Dans le cadre d’un e-zine (magazine électronique) comme MacPlus dont la volonté affichée est de promouvoir et de défendre le Mac, il est important d’apporter des réponses à ces questions pour donner des arguments objectifs à chacun. d’entre nous pour répondre aux provocations et aux agressions de l’Empire de l’Ombre.

Les benchmarks ont deux objets fondamentaux : le marketing et l’évaluation des choix techniques. Le deuxième objectif, primordial pour les constructeurs, est totalement escamoté par les média au profit du premier, c’est pourquoi il convient tout d’abord de rétablir certaines vérités relatives aux tests effectués à des fins marketing, puis de comprendre pourquoi les tests techniques sont fondamentaux pour l’utilisation quotidienne des machines et des programmes.

Benchmarks : de qui se moque-t-on ?
Le 28 avril dernier, le Monde de l’Informatique a révélé les pratiques de Microsoft relatives aux benchmarks qu’il a l’habitude de commander à la société MindCraft et la manière dont celle-ci truque les tests pour présenter des résultats favorables à son client. De la même manière Intel a pour constante de “truquer” ses benchmarks pour donner des résultats théoriques qui n’ont strictement rien à voir avec la réalité. Il existe en effet deux manières d’optimiser les tests : l’utilisation de “hot-boxes” (machines expérimentales) et l’optimisation des compilateurs pour favoriser telle ou telle performance.

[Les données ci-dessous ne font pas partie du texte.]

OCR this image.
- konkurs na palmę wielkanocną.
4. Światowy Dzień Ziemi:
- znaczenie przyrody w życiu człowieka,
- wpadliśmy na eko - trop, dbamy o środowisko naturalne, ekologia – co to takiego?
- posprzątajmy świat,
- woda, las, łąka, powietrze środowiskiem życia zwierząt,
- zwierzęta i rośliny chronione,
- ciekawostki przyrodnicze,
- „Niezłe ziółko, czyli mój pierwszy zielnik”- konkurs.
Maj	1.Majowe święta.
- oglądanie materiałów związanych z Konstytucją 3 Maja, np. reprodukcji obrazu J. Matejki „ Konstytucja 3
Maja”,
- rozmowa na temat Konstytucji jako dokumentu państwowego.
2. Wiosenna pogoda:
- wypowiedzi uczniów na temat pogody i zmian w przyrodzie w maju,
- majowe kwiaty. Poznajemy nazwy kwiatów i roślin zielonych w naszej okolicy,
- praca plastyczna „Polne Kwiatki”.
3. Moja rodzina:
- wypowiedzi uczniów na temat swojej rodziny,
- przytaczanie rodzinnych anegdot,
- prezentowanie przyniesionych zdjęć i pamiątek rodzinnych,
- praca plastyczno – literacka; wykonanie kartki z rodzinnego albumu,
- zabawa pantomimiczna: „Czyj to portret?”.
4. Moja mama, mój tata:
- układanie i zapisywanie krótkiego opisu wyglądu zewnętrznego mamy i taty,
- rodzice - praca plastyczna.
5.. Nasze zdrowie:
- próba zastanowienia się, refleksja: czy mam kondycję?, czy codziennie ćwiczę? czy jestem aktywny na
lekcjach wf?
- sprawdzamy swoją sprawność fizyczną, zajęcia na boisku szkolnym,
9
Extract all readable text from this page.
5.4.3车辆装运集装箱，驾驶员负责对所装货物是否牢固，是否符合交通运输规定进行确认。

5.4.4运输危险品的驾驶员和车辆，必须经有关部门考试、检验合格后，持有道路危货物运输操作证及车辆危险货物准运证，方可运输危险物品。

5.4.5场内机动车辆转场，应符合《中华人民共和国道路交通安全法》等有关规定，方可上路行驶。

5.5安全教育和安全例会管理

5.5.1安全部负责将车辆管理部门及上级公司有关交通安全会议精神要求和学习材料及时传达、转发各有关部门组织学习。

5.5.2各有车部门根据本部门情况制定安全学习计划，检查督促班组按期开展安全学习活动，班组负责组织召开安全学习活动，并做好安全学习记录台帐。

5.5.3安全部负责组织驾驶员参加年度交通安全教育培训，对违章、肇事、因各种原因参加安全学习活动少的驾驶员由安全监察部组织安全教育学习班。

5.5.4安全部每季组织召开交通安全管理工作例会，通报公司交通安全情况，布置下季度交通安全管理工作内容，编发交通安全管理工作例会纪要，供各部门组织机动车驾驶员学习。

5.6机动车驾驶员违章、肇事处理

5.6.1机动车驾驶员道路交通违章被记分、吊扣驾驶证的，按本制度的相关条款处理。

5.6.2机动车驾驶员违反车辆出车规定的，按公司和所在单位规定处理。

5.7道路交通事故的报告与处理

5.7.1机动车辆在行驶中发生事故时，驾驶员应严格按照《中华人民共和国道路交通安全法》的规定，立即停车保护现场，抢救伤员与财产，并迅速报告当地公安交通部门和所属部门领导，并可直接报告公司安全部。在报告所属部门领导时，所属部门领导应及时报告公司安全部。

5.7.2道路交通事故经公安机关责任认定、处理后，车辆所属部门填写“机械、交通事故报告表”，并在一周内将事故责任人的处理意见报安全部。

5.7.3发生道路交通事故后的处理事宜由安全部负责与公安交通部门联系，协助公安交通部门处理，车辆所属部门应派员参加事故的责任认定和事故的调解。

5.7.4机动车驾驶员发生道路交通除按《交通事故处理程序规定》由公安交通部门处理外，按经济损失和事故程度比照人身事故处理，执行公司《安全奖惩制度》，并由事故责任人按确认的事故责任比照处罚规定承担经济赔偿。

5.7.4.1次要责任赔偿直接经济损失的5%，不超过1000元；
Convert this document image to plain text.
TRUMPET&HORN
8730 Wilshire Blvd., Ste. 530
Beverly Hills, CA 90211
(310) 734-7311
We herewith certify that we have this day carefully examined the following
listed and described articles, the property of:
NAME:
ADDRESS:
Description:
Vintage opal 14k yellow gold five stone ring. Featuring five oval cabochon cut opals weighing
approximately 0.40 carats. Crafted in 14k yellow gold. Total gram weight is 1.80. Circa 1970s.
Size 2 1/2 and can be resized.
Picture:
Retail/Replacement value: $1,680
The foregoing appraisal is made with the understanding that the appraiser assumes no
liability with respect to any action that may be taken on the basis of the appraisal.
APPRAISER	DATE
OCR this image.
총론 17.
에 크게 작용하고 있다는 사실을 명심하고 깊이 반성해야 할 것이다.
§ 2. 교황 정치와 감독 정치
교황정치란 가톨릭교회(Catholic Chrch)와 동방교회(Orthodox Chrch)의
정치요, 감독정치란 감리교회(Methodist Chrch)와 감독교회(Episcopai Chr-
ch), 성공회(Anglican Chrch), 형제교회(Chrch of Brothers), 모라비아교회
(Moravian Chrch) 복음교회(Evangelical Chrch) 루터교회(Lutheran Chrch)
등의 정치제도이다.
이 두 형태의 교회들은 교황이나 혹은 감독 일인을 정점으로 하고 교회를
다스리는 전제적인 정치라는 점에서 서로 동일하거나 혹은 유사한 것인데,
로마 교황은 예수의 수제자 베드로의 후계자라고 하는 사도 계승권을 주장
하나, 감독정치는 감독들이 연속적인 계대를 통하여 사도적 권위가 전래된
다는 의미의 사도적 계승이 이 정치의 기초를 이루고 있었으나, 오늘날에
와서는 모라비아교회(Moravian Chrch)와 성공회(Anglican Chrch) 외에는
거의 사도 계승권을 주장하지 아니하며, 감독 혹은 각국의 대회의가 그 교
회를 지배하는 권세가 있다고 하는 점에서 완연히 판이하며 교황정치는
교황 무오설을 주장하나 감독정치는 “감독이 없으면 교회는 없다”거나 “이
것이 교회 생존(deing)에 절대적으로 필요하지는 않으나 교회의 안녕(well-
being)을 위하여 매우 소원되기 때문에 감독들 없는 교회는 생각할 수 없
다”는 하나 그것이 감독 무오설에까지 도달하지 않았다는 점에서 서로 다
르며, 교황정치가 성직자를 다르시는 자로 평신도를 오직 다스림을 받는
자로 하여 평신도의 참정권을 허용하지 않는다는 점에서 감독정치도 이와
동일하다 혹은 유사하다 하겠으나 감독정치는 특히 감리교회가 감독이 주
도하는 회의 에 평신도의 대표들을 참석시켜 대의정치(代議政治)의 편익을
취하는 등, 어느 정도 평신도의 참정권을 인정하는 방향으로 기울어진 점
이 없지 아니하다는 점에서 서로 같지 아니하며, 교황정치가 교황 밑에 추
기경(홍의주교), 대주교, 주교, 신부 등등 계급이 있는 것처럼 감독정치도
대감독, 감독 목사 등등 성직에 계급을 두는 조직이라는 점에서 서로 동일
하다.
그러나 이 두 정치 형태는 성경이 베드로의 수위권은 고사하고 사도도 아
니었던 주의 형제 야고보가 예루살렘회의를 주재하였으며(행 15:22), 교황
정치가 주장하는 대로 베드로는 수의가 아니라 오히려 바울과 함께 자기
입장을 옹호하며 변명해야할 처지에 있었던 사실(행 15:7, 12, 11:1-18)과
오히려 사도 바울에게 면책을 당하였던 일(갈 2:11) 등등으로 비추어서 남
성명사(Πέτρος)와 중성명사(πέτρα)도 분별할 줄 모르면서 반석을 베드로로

Dans le “Microprocessor Report” du 2 octobre 1995, à l’occasion du lancement du Pentium 120, Intel annonçait des performances de 140 SpecInt et 105 SpecFP pour son processeur. Dans le même temps, le meilleur PC de l’époque un Dell, utilisant ce processeur avec 256 ko de cache L2 et de la mémoire EDO affichait un SepcInt de 120 et un SpecFP de 90 soit environ 17% de moins que les résultats annoncés par Intel. De plus, cette machine constituait le haut de gamme utilisé pour les serveurs départementaux et était loin des performances accessibles au commun des mortels. A cette époque, la mémoire EDO était hors de prix, l’utilisateur moyen utilisant plutôt des mémoires FMP et se passait souvent de cache L2. Sur une machine de bureautique standard (Compac DeskPro) les performances passaient alors à un SpecInt de 107 et un SpecFP de 78, soit 30% de moins que les performances théoriques.

Intel mentait-il ? Non. Les performances annoncées étaient bien les limites THORIQUES de son processeur. Mais il se moquait du monde car pour établir ces chiffres, il utilisait une machine expérimentale hors de portée du public soit parce que les composants utilisés n’étaient pas disponibles sur le marché (prototypes) soit hors de prix, même pour des machines haut de gamme. Pour le Pentium Pro, Intel est même allé jusqu’à effectuer ses benchmarks avec une puce équipée d’un cache L2 de 1 Mo fabriquée à quelques centaines d’unités (pour éviter des poursuites pour publicité mensongère) alors que les processeurs vendus sur le marché étaient équipés de 256 Ko ou de 512 Ko de cache.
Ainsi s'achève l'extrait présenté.